Anybody who is anybody at the 91st Academy Awards is wearing an oversize pink dress. Gemma Chan looks like a dream in magenta Valentino, while Linda Cardellini (in Christian Siriano) seems to be testing the bounds of how many ruffles you can fit on a dress. Kacey Musgraves is channeling a fancy French poodle in Giambattista Valli, and Sarah Paulson is balancing poofs with cutouts in Brandon Maxwell. All these dresses are unique, but they’re bonded inextricably by their attention-grabbing hues. Where did this inclination to wear shades of pink come from?
Pink, of course, has been big for several years, but in the form of the lighter millennial pink. These dresses, by contrast, are shocking pink. One writer theorized on Twitter that it was a feminist statement, while Times critic Vanessa Friedman proposed that Nancy Pelosi sparked the trend. But I think a great deal of credit is owed to Tracee Ellis Ross.
Tracee Ellis Ross and her stylist Karla Welch spawned the trend way back when at the 2018 Emmys in September. When Ross wore her Valentino variation to the Emmys, many publications wrote up the fresh new look. Other iterations include Jennifer Lopez’s at the Second Act premiere and Laura Harrier at the SAG awards.
There are two designers, too, who deserve credit here. London-based Molly Goddard is known for amorphous tulle gowns that float over the body; you might remember the pink one that Jodie Comer wore in a dramatic fashion moment in Killing Eve. And Pierpaolo Piccioli of Valentino also loves volume and bright pink. He designed both Ross’s and Chan’s dresses for different seasons.

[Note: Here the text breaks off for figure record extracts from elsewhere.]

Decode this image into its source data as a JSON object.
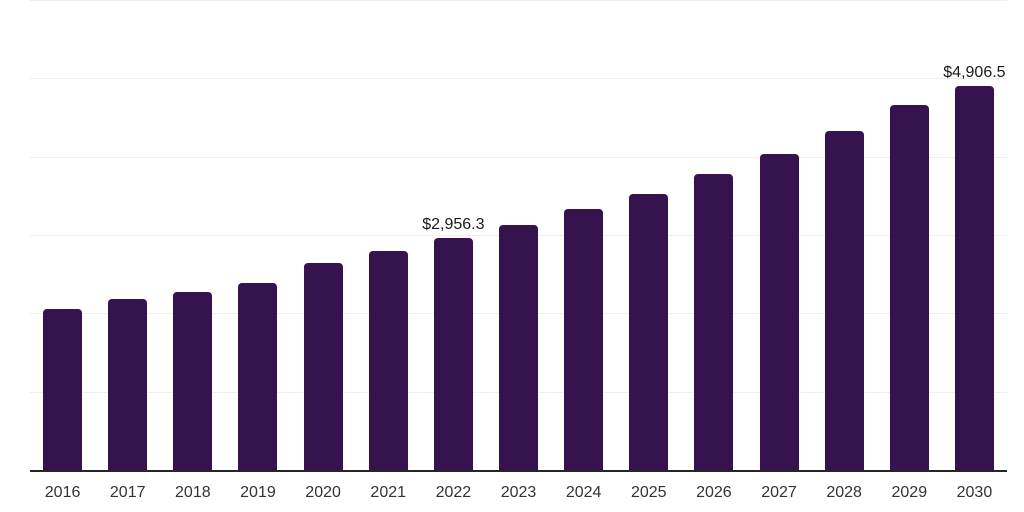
{
  "colors": {
    "background": "#ffffff",
    "bar": "#36124e",
    "gridline": "#efefef",
    "axis": "#262626",
    "tick_label": "#333333",
    "data_label": "#1a1a1a"
  },
  "chart_data": {
    "type": "bar",
    "title": "",
    "xlabel": "",
    "ylabel": "",
    "categories": [
      "2016",
      "2017",
      "2018",
      "2019",
      "2020",
      "2021",
      "2022",
      "2023",
      "2024",
      "2025",
      "2026",
      "2027",
      "2028",
      "2029",
      "2030"
    ],
    "values": [
      2050,
      2180,
      2270,
      2385,
      2640,
      2795,
      2956.3,
      3125,
      3330,
      3520,
      3775,
      4030,
      4325,
      4655,
      4906.5
    ],
    "data_labels": {
      "2022": "$2,956.3",
      "2030": "$4,906.5"
    },
    "ylim": [
      0,
      6000
    ],
    "gridline_step": 1000,
    "grid": "horizontal",
    "y_tick_labels": "none",
    "legend": "none"
  }
}
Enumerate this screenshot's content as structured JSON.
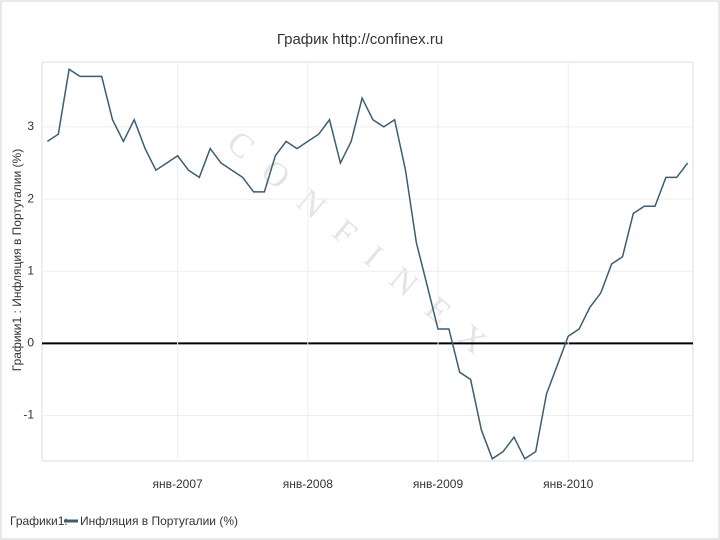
{
  "chart_data": {
    "type": "line",
    "title": "График   http://confinex.ru",
    "y_label": "Графики1 : Инфляция в Португалии (%)",
    "legend_title": "Графики1:",
    "watermark": "CONFINEX",
    "categories": [
      null,
      null,
      null,
      null,
      null,
      null,
      null,
      null,
      null,
      null,
      null,
      null,
      "янв-2007",
      null,
      null,
      null,
      null,
      null,
      null,
      null,
      null,
      null,
      null,
      null,
      "янв-2008",
      null,
      null,
      null,
      null,
      null,
      null,
      null,
      null,
      null,
      null,
      null,
      "янв-2009",
      null,
      null,
      null,
      null,
      null,
      null,
      null,
      null,
      null,
      null,
      null,
      "янв-2010",
      null,
      null,
      null,
      null,
      null,
      null,
      null,
      null,
      null,
      null,
      null
    ],
    "series": [
      {
        "name": "Инфляция в Португалии (%)",
        "color": "#3b5d70",
        "values": [
          2.8,
          2.9,
          3.8,
          3.7,
          3.7,
          3.7,
          3.1,
          2.8,
          3.1,
          2.7,
          2.4,
          2.5,
          2.6,
          2.4,
          2.3,
          2.7,
          2.5,
          2.4,
          2.3,
          2.1,
          2.1,
          2.6,
          2.8,
          2.7,
          2.8,
          2.9,
          3.1,
          2.5,
          2.8,
          3.4,
          3.1,
          3.0,
          3.1,
          2.4,
          1.4,
          0.8,
          0.2,
          0.2,
          -0.4,
          -0.5,
          -1.2,
          -1.6,
          -1.5,
          -1.3,
          -1.6,
          -1.5,
          -0.7,
          -0.3,
          0.1,
          0.2,
          0.5,
          0.7,
          1.1,
          1.2,
          1.8,
          1.9,
          1.9,
          2.3,
          2.3,
          2.5
        ]
      }
    ],
    "ylim": [
      -1.63,
      3.9
    ],
    "yticks": [
      -1,
      0,
      1,
      2,
      3
    ],
    "grid": true
  }
}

A giant pink dress would never be described as practical, but it does have some practical benefits for a celebrity. The best thing you can do on an awards-show red carpet, if you would like media coverage, is wear something that will pop on a screen. Ellis Ross shared five separate in-feed Instagram posts of her getting-ready process — that’s how exciting it was.
Also, it’s just a fun risk to take, and that’s always a good thing on extremely corporate red carpets. Bring on the pink and bring on the tulle.